At Michaud's next council of war, new plans were made to attack the coalition lines stretching from Kaiserslautern in the mountains, south to Trippstadt, down to the Rhine flood plain at Neustadt and along the Speyerbach River. In this offensive, the cavalry would be used at the outset only to hold the enemy in the front of the French armies while infantry units from both the "Moselle" and the "Rhin" confronted the enemy in the mountains.

On 13 July Michaud launched the second French offensive. In the center of the battle, French General Alexandre-Camille Taponier's division attacked the Prussian camp at Trippstadt. The attack was held off for an entire day, but overnight the Prussians pulled back to a position closer to Kaiserslautern. On the left, the French advance divided the coalition lines preventing the Austrians from supporting the Prussians. On Taponier's right, French General Laurent de Gouvion Saint-Cyr captured Johanniskreuz. Further to the right the Prussians held Schänzel against an attack from the west but were forced to retreat to Neustadt when the French attacked from the south via Albersweiler and Ramberg. Prussian General Theodor Philipp von Pfau was killed during the fighting at Schänzel.

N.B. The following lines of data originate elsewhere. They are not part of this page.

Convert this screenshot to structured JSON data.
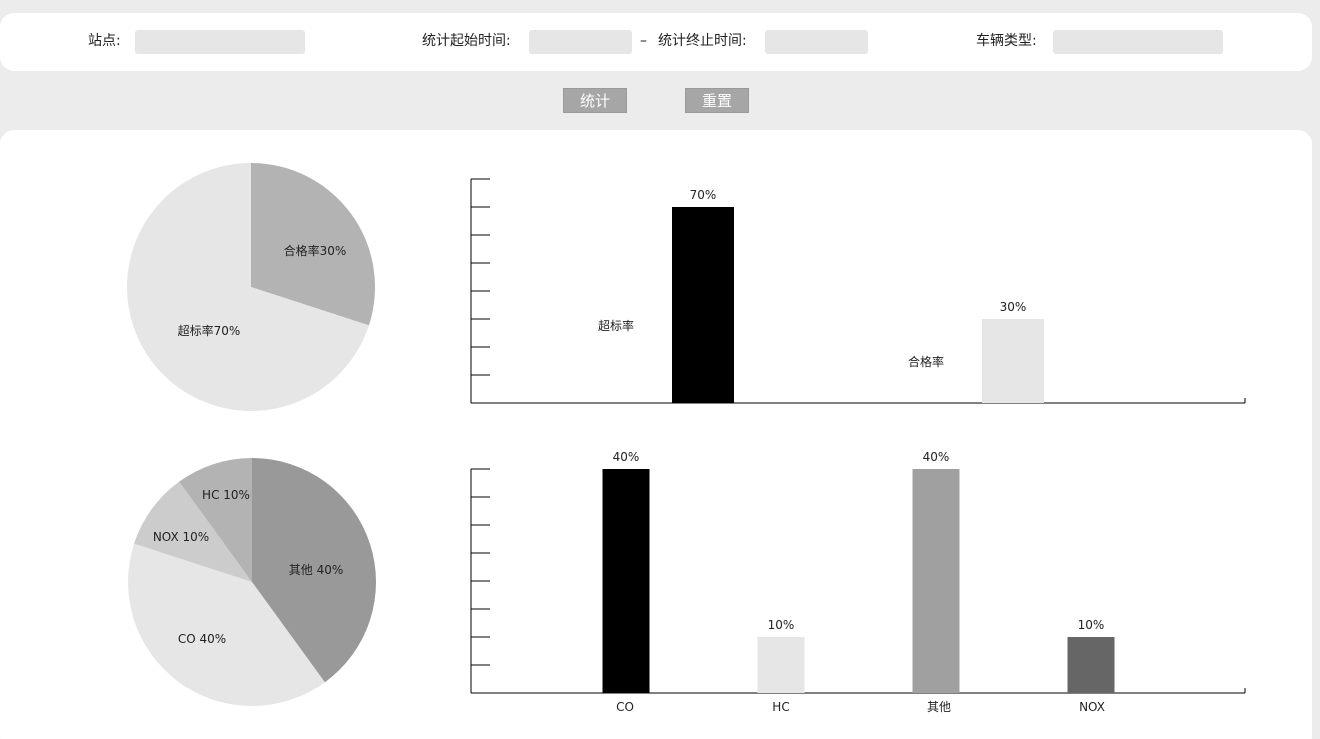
{
  "filters": {
    "station_label": "站点:",
    "start_time_label": "统计起始时间:",
    "dash": "–",
    "end_time_label": "统计终止时间:",
    "vehicle_type_label": "车辆类型:"
  },
  "buttons": {
    "stat": "统计",
    "reset": "重置"
  },
  "colors": {
    "pie1": [
      "#b3b3b3",
      "#e6e6e6"
    ],
    "bar1": [
      "#000000",
      "#e6e6e6"
    ],
    "pie2": [
      "#999999",
      "#e6e6e6",
      "#cccccc",
      "#b3b3b3"
    ],
    "bar2": [
      "#000000",
      "#e6e6e6",
      "#a0a0a0",
      "#666666"
    ]
  },
  "chart_data": [
    {
      "type": "pie",
      "slices": [
        {
          "label": "合格率30%",
          "value": 30
        },
        {
          "label": "超标率70%",
          "value": 70
        }
      ]
    },
    {
      "type": "bar",
      "categories": [
        "超标率",
        "合格率"
      ],
      "values": [
        70,
        30
      ],
      "value_labels": [
        "70%",
        "30%"
      ],
      "ylim": [
        0,
        80
      ]
    },
    {
      "type": "pie",
      "slices": [
        {
          "label": "其他 40%",
          "value": 40
        },
        {
          "label": "CO 40%",
          "value": 40
        },
        {
          "label": "NOX 10%",
          "value": 10
        },
        {
          "label": "HC 10%",
          "value": 10
        }
      ]
    },
    {
      "type": "bar",
      "categories": [
        "CO",
        "HC",
        "其他",
        "NOX"
      ],
      "values": [
        40,
        10,
        40,
        10
      ],
      "value_labels": [
        "40%",
        "10%",
        "40%",
        "10%"
      ],
      "ylim": [
        0,
        40
      ]
    }
  ]
}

General Michaud planned to continue the battle and attack the Prussians at Kaiserslautern on 16 July but overnight the evening before Hohenlohe retreated out of the mountains to Frankenthal on the Rhine. On 17 July Saint-Cyr advanced forward and the French occupied Kaiserslautern.

==Aftermath==
This victory gave the French control of the mountain passes across the lower Vosges, but in the end, the battle was all for naught. Later in July, Michaud was ordered to move west to attack Trier near Luxembourg. In mid-September the Prussians attacked the weakened French forces in the north-eastern frontier and reoccupied Kaiserslautern. The French returned and the fighting continued until the Austrians abandoned the Netherlands and withdrew to the Rhine at Coblenz. With their northern flank now dangerously exposed, the coalition armies in the Upper Rhine withdrew east to the fortified city of Mainz.